Here below is a benchmark that illustrates the difference in performance between different implementations and versions:

;; This is a standard jdk way of generate UUID v4
user=> (perf/bench :f #(java.util.UUID/randomUUID) :name "uuid-v4-java")
=> benchmarking: uuid-v4-java
--> TOTAL: 9.95sec
--> MEAN:  668.6ns

;; This is the implementation we used previously
;; https://github.com/danlentz/clj-uuid
user=> (perf/bench :f #(clj-uuid/v1) :name "uuid-v1-clj")
=> benchmarking: uuid-v1-clj
--> TOTAL: 10.01sec
--> MEAN:  300.16ns

;; This is third-party java library that generates UUID v1
user=> (perf/bench :f #(UuidCreator/getTimeBased) :name "uuid-v1-java-uc")
=> benchmarking: uuid-v1-java-uc
--> TOTAL: 10.02sec
--> MEAN:  100.74ns

;; This is third-party java library that generates UUID v7 (canonical)
user=> (perf/bench :f #(UuidCreator/getTimeOrderedEpoch) :name "uuid-v7.0-java-uc")
=> benchmarking: uuid-v7.0-java-uc
--> TOTAL: 10.52sec
--> MEAN:  448.02ns

;; This is third-party java library that generates UUID v7 (variant 1)
user=> (perf/bench :f #(UuidCreator/getTimeOrderedEpochPlus1) :name "uuid-v7.1-java-uc")
=> benchmarking: uuid-v7.1-java-uc
--> TOTAL: 10.33sec
--> MEAN:  97.86ns

;; This is our in-house implementation of UUID v8
user=> (perf/bench :f #(app.common.UUIDv8/create) :name "uuid-v8-java-penpot")
=> benchmarking: uuid-v8-java-penpot
--> TOTAL: 10.09sec
--> MEAN:  89.26ns

Original post: niwi.nz : How IDs are generated in Penpot

2 Likes

I’m curious about your clj-uuid benchmarks as they seem to differ from mine. I added new criterium bench timings at GitHub - danlentz/clj-uuid: RFC9562 Unique Identifiers (v1,v3,v4,v5,v6,v7,v8,squuid) for Clojure to reflect the new release, although I’d also note that bench will give you only single threaded results and in something of worst case (pressuring the engine to stall with >10k UUIDs per ms).
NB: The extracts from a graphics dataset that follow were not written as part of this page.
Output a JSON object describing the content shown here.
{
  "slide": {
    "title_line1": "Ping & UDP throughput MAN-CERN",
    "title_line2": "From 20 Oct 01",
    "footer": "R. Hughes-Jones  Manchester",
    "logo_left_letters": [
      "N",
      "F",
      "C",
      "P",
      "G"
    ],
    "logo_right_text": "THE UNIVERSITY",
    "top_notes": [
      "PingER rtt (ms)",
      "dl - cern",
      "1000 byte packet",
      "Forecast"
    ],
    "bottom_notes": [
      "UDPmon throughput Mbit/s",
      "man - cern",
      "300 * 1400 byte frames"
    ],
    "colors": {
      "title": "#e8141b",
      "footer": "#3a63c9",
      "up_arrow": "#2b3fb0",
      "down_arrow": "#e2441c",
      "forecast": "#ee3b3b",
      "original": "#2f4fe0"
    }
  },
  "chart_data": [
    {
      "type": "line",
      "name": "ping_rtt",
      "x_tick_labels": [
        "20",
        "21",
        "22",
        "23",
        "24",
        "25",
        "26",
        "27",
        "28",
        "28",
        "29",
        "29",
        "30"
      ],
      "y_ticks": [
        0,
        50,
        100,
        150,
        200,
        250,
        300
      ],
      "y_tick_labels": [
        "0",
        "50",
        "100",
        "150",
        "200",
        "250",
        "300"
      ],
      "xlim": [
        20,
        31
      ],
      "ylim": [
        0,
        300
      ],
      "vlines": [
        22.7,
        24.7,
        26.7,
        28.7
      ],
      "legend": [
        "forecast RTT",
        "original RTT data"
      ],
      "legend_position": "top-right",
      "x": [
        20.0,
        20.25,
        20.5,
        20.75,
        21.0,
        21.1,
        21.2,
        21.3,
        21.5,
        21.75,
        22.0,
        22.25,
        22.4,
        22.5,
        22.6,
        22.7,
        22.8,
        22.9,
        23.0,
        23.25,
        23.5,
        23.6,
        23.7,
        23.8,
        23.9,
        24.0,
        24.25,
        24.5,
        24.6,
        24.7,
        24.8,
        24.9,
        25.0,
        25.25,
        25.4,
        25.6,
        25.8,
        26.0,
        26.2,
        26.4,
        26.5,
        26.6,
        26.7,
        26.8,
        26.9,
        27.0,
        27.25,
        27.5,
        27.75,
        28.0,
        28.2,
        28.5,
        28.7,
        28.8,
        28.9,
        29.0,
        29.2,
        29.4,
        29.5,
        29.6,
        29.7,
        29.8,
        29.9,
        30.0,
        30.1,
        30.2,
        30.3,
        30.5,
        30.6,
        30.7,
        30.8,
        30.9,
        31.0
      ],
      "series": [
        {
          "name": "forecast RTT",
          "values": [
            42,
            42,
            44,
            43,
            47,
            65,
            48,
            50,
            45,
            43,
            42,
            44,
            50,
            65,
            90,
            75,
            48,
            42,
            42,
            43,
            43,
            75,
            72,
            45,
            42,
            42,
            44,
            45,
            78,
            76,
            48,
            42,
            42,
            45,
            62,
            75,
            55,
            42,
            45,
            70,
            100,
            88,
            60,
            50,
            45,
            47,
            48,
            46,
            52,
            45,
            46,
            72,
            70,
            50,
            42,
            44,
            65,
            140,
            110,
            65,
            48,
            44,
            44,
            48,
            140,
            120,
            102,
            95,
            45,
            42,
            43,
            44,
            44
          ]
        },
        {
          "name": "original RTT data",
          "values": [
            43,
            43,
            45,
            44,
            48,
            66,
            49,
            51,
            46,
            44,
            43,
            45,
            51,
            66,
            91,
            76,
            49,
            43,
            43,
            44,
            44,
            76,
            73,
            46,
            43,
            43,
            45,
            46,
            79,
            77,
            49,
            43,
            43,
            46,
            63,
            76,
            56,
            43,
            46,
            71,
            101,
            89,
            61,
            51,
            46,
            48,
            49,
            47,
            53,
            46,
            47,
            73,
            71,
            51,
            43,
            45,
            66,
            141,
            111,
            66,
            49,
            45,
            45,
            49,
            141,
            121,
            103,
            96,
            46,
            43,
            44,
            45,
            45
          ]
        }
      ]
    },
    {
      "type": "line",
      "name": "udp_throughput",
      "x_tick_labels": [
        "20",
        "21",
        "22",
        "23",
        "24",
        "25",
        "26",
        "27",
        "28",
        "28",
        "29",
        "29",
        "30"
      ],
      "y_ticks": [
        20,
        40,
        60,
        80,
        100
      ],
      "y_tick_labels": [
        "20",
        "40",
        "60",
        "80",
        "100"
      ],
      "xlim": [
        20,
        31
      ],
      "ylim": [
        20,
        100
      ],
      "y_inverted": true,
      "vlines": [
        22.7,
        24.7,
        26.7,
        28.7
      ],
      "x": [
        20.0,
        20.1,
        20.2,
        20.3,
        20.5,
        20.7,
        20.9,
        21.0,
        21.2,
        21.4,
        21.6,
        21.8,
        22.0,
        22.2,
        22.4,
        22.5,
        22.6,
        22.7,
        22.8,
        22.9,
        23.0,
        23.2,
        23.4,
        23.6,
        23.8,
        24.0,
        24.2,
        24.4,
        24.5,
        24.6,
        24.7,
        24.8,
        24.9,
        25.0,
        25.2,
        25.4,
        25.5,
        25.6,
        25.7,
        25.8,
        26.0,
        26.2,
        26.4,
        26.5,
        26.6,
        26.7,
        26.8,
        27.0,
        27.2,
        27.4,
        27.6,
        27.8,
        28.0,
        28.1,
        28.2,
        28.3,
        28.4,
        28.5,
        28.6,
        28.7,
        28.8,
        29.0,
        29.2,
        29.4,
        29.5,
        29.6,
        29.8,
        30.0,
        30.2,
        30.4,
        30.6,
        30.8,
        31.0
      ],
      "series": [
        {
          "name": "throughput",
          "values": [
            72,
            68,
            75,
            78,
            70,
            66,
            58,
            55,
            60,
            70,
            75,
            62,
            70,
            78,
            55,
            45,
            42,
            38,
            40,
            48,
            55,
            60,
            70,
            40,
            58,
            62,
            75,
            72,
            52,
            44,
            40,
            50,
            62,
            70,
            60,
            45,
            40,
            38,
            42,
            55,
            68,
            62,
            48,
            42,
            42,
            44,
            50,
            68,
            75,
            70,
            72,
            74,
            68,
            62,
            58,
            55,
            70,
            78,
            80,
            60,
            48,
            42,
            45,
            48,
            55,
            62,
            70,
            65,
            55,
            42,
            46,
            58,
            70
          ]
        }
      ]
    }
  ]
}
Just a thought. New release of clj-uuid 0.2.0 but I am always interested in improving, if you have feedback.

Best!
Dan

1 Like

Hello @danlentz

Thanks for the reply, great to see clj-uuid with v7 support :smiley:

I’ve repeated the tests using criterium, with the latest version of clj-uuid on JDK 23 (+ZGC, should not significantly affect the result), and the results are as follows:

user=> (run-quick-bench' (clj-uuid/v1))
Evaluation count : 3042738 in 6 samples of 507123 calls.
nil
             Execution time mean : 197.286001 ns
    Execution time std-deviation : 2.497377 ns
   Execution time lower quantile : 195.621258 ns ( 2.5%)
   Execution time upper quantile : 201.324289 ns (97.5%)
                   Overhead used : 1.300203 ns

Found 1 outliers in 6 samples (16.6667 %)
        low-severe       1 (16.6667 %)
user=> (run-quick-bench' (clj-uuid/v7))
Evaluation count : 602424 in 6 samples of 100404 calls.
nil
             Execution time mean : 1.005780 µs
    Execution time std-deviation : 8.163028 ns
   Execution time lower quantile : 996.245239 ns ( 2.5%)
   Execution time upper quantile : 1.015041 µs (97.5%)
                   Overhead used : 1.300203 ns
user=> (run-quick-bench' (app.common.UUIDv8/create))
Evaluation count : 7937742 in 6 samples of 1322957 calls.
nil
             Execution time mean : 74.914179 ns
    Execution time std-deviation : 0.451792 ns
   Execution time lower quantile : 74.391168 ns ( 2.5%)
   Execution time upper quantile : 75.364965 ns (97.5%)
                   Overhead used : 1.300203 ns

All this, with the CPU limited to 1.6GHZ (to eliminate possible differences with the CPU boost and thermal throttling).

It is clear that the version of uuidv8 implemented in penpot has its own tradeoffs, and one of them is that it can generate a maximum of 16384 ids per millisecond and that the generation of IDs in multiple threads may suffer some overhead due to lock contention. But that is why it is a specific implementation for penpot, where those tradeoffs are perfectly acceptable.